Di saat aku masih berumur sekitar 9 tahunan ,aku sudah sering mengikuti acara-acara yang diadakan oleh desaku ketika perayaan 17 Agustus. Mulai dari lomba balap karung, sendok kelereng hingga yang inti yaitu panjat pinang. Di saat itu badanku masih kecil karena memang masih berumur 9 tahun sehingga aku pun merasa minder untuk mengikuti panjat pinang ini. Namun, ternyata aku malah diajak oleh seorang kakak yang sudah dewasa untuk ikut bergabung bersamanya. Setelah berpikir dan dibolehkan orang tua, aku pun ikut bergabung dengan tim kakak. Permainan ini dimulai dari pukul 9 pagi. Semua tim sudah berkumpul dan siap memulai permainan.
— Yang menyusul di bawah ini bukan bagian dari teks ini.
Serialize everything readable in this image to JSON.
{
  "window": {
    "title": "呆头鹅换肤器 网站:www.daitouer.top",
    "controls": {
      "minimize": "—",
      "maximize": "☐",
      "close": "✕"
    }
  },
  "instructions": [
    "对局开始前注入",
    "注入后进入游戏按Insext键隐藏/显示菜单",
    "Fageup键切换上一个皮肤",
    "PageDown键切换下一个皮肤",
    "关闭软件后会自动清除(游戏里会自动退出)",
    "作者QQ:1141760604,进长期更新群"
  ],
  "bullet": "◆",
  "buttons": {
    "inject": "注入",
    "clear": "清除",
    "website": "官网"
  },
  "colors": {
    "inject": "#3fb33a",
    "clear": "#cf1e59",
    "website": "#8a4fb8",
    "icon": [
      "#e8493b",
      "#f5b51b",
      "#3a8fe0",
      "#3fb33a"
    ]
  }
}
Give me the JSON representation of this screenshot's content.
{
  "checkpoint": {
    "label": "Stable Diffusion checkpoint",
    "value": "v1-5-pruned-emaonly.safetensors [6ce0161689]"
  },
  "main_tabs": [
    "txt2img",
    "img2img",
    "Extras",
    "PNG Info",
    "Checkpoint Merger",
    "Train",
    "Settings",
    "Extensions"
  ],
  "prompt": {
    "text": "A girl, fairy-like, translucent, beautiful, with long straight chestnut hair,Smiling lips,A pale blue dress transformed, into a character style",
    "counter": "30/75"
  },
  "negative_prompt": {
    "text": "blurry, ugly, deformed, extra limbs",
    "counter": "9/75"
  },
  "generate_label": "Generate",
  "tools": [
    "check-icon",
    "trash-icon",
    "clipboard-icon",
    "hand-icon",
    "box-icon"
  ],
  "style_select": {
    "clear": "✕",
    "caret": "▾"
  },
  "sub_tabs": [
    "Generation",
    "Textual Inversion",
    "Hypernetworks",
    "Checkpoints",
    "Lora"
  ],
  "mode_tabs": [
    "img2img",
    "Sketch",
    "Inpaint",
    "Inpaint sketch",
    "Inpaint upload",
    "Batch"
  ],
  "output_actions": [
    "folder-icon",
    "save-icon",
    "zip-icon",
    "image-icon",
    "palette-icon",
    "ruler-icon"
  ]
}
Akhirnya permainan pun di mulai. Setiap tim di beri waktu 5 menit untuk berusaha memanjat pohon pinang yang telah dilumuri oleh oli tersebut. Jika belum berhasil maka diganti dengan tim selanjutnya.akhirnya tim aku pun mendapatkan giliran.kami bersemangat dan terus berusaha untuk saling bahu-membahu agar bisa mencapai puncak pohon pinang tersebut. Tidak sedikit dari kami yang terjatuh dan bergulingan karena tergelincir akibat oli tersebut. Permainan terus berjalan dan belum satupun tim yang bisa mencapai puncak. Kami masih berusaha menipiskan oli tersebut sehigga mengurangi licin ketika kami berusaha memanjat. Namun kami masih tetap gagal.  Begitu juga dengan tim yang lainnya.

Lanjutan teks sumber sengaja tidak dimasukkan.